The subtlety and complexity of the above requirements make it easier to see why checkpointing code might be longer and harder to understand than might appear at first glance.

Solving two common Paxos problems

The authors of Phxpaxos took advantage of their generalized state machine code to solve two problems of generalized Paxos:

  1. Master election: Phxpaxos uses a state machine MasterStateMachine (defined in src/master/master_sm.{h,cpp}) to transition from one elected master to another.
  2. Reconfiguration: Phxpaxos uses a state machine SystemVSM (defined in src/config/system_v_sm.{h,cpp}) to transition from one configuration of nodes to another.

Both of these state machines are “memoryless”, in that their most recent instance contains all the history they need to transition to their next state, so neither of them requires the checkpoint mechanism.

Conclusion

The abstract definition of replicated state machines is simple but a production-quality implementation is subtle and complex. The Phxpaoxos code, which implements Paxos and provides an abstract framework for implementing replicated state machines whose operations are coordinated by that Paxos algorithm, spends a third of its code implementing the state machine framework.
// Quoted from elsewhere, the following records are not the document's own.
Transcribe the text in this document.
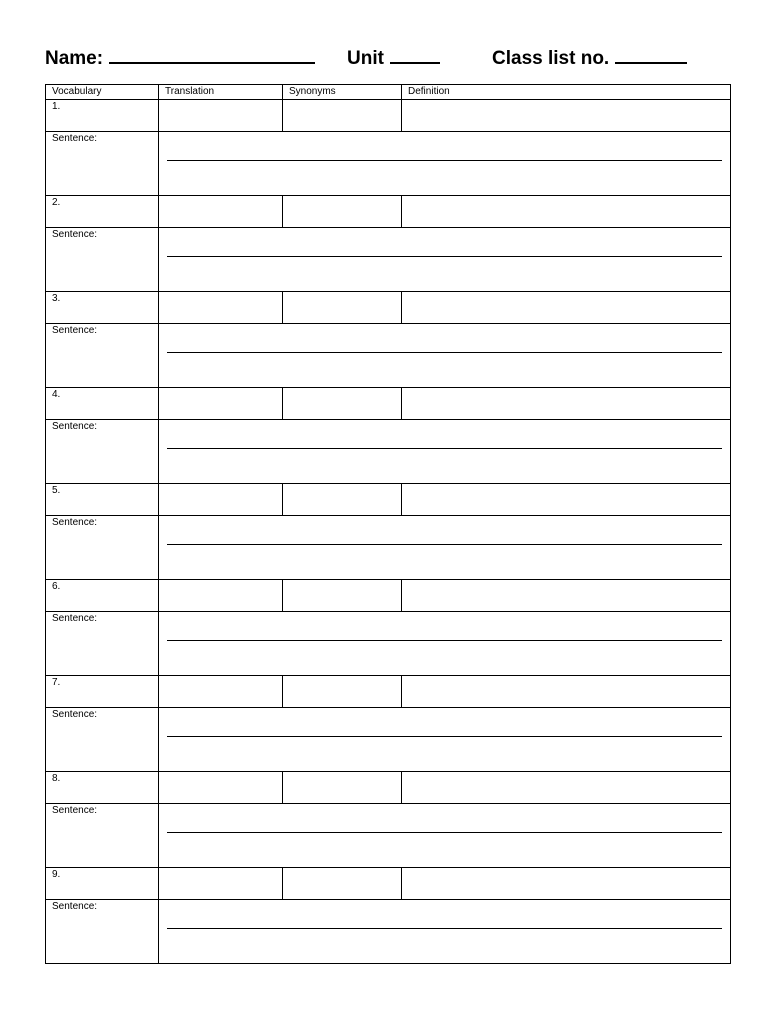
Name:	Unit	Class list no.
Vocabulary	Translation	Synonyms	Definition
1.			
Sentence:			

2.			
Sentence:			

3.			
Sentence:			

4.			
Sentence:			

5.			
Sentence:			

6.			
Sentence:			

7.			
Sentence:			

8.			
Sentence:			

9.			
Sentence:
The state machine framework adds complexity to the Paxos algorithm as well as adding new code for the abstract state machine classes. Additionally, although not all state machine implementations require checkpointing, supporting those that do need checkpoints adds a complicated checkpoint protocol to the implementation.

This analysis is not a criticism of the Tencent’s code for Phxpaxos. Any implementation of general state machines would require this. The complexity, inherent in the algorithms but concealed by the abstraction of pseudocode, is revealed when those algorithms are implemented in detail.

There have been several alternative designs that aim to manage the complexity by factoring the design along different lines:

  1. Tencent developed a storage layer implementing a version of Paxos based on optimistic concurrency. The design is described in their PaxosStore paper and the PaxosStore project code is open source. Bear in mind though, that the state machine in PaxosStore is a direct implementation of a restricted case and not the general-purpose state machines supported by Phxpaxos.
  2. The Raft consensus algorithm integrates the state machine code into the consensus protocol.
  3. The Tango Shared Log is a new abstraction that supports implementing distributed data structures.

These alternatives may clarify the implementation of replicated state machines by aligning the abstraction barriers at different angles but the underlying complexity remains. Whichever approach you take to implementing state machines, expect to spend considerable time getting it correct for the many edge conditions and modes of partial failure.